Basics of programming Apache Spark

Concepts

RDD or Resilient Distributed Dataset is an immutable collection of objects that is usually partitioned and distributed across multiple physical nodes of the YARN cluster. So once a RDD is instantiated, it cannot be changed.

Typically, RDDs are instantiated by loading data from HDFS, HBASE, etc on a YARN cluster.

Once a RDD is instantiated you can apply a series of operations. All operations fall into one of two types, transformations or actions. Transformation operations build out the processing graph which can then be applied on the partitioned dataset across the YARN cluster once the Action operation is invoked. Each transformation creates a new RDD.

Let’s try it out.

Hands-On

Let’s open a shell to our Sandbox through SSH:

The default password is hadoop or in case of Sandbox on Azure, what ever you’ve set it to.

Then let’s get some data with the command below in your shell prompt:

wget http://en.wikipedia.org/wiki/Hortonworks

Copy the data over to HDFS on Sandbox:

hadoop fs -put ~/Hortonworks /user/guest/Hortonworks

Let’s start the PySpark shell and work through a simple example of counting the lines in a file.

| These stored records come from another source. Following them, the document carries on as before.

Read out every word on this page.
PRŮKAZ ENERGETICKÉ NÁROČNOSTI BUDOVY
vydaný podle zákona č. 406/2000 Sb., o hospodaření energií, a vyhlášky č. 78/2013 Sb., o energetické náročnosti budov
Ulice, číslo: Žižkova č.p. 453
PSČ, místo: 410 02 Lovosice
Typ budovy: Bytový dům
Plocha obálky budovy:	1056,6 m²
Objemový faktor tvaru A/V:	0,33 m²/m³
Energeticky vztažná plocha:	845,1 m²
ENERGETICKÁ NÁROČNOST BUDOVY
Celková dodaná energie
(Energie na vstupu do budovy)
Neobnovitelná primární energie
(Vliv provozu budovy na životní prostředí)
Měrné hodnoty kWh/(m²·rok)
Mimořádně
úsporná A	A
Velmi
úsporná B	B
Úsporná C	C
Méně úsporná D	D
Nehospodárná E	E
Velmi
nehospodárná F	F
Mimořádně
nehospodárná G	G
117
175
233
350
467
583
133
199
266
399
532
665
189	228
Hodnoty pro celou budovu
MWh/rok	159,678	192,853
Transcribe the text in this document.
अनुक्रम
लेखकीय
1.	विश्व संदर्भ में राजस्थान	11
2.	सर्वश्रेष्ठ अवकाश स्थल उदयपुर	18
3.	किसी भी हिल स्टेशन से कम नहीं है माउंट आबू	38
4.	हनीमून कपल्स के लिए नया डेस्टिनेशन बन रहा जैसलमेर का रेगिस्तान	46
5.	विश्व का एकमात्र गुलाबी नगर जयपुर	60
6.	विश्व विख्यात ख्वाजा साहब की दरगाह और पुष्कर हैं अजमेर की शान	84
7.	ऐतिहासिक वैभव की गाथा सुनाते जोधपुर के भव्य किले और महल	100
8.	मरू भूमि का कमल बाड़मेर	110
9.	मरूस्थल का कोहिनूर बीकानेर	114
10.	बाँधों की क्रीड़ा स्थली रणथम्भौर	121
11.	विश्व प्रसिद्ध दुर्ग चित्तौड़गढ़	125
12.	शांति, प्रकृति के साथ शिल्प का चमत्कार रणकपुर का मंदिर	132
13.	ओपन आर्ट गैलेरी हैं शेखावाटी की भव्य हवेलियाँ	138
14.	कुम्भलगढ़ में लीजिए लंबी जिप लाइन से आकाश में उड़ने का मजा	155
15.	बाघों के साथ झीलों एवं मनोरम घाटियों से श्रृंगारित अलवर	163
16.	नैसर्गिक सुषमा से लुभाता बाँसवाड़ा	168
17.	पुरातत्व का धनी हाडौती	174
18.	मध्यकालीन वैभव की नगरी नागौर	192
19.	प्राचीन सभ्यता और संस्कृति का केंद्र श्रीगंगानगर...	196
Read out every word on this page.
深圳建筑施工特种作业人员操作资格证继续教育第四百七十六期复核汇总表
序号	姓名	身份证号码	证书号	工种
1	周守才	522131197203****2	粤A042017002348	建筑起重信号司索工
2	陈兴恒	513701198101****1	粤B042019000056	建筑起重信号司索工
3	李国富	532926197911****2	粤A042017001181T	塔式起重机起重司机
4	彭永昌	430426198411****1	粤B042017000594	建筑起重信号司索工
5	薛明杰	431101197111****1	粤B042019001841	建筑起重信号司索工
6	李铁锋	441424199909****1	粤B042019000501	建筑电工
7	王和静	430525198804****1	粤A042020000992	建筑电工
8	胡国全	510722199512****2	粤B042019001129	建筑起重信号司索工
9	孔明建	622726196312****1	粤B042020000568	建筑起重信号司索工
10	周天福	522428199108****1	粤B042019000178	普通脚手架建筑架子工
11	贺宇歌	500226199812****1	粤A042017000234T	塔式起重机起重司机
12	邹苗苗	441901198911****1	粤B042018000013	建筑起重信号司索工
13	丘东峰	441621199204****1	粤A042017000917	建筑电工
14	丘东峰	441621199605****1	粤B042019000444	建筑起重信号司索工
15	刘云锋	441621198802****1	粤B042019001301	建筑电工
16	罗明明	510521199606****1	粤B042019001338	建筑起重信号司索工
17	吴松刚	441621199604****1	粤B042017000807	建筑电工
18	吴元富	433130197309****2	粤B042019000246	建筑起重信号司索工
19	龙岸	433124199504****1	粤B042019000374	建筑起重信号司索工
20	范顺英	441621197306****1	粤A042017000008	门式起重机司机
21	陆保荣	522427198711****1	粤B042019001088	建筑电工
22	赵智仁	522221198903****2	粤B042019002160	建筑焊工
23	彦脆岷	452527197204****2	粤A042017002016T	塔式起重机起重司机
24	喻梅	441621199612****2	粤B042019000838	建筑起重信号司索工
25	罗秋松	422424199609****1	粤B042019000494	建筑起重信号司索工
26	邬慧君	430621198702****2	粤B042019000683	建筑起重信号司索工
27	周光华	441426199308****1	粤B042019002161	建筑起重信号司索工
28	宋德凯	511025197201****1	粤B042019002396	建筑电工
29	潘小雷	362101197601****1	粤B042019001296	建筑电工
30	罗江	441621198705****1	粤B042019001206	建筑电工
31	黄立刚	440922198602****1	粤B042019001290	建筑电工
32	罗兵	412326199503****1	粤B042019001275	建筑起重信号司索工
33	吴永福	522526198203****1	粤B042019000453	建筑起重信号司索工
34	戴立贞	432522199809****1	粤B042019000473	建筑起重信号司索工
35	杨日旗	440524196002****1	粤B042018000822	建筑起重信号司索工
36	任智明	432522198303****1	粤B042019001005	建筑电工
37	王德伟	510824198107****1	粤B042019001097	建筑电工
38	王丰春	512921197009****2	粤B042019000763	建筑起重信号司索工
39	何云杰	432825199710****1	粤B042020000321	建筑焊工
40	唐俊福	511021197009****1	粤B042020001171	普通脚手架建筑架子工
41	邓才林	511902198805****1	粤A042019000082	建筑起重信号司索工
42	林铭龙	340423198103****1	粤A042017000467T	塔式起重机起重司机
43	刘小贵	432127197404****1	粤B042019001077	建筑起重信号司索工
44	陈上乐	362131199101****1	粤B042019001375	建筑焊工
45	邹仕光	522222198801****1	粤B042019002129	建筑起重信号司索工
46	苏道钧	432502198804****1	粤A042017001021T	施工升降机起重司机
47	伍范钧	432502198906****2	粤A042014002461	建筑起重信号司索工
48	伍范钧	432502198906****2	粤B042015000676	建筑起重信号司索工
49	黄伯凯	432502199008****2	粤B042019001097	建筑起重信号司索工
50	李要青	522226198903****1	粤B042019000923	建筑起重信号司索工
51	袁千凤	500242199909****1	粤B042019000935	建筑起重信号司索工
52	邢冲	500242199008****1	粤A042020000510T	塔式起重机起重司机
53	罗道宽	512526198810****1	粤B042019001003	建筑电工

PySpark shell let’s us interact with out data using Spark and Python:

pyspark

In case you do not want such verbose logging, you can change the verbosity in the $SPARK_HOME/conf/log4j.properties file.

First exit pyspark console by pressing CTRL+D.

In case you do not already have the log4j.properties file, make a copy of the file using the command below

cp /usr/hdp/current/spark-client/conf/log4j.properties.template /usr/hdp/current/spark-client/conf/log4j.properties

Then edit the file /usr/hdp/current/spark-client/conf/log4j.properties to change the line

log4j.rootCategory=INFO, console

log4j.rootCategory=WARN, console

Now relaunch pyspark

Now it’s much cleaner. Let’s start programming Spark.

As discussed above, the first step is to instantiate the RDD using the Spark Context sc with the file Hortonworks on HDFS.

myLines = sc.textFile('hdfs://sandbox.hortonworks.com/user/guest/Hortonworks')

Now that we have instantiated the RDD, it’s time to apply some transformation operations on the RDD. In this case, I am going to apply a simple transformation operation filter(f) using a Python lambda expression to filter out all the empty lines. The filter(f) method is a data-parallel operation that creates a new RDD from the input RDD by applying filter function f to each item in the parent RDD and only passing those elements where the filter function returns True. Elements that do not return True will be dropped. Like map(), filter can be applied individually to each entry in the dataset, so is easily parallelized using Spark.

myLines_filtered = myLines.filter( lambda x: len(x) > 0 )

Note that the previous Python statement returned without any output. This lack of output signifies, that the transformation operation did not touch the data in any way so far, but has only modified the processing graph.

Let’s make this transformation real, with an Action operation like ‘count()’, which will execute all the transformation actions before and apply this aggregate function.

myLines_filtered.count()

The final result of this little Spark Job is the number you see at the end. In this case it is 341.

Hope this little example whets up your appetite for more ambitious data science projects on the Hortonworks Data Platform.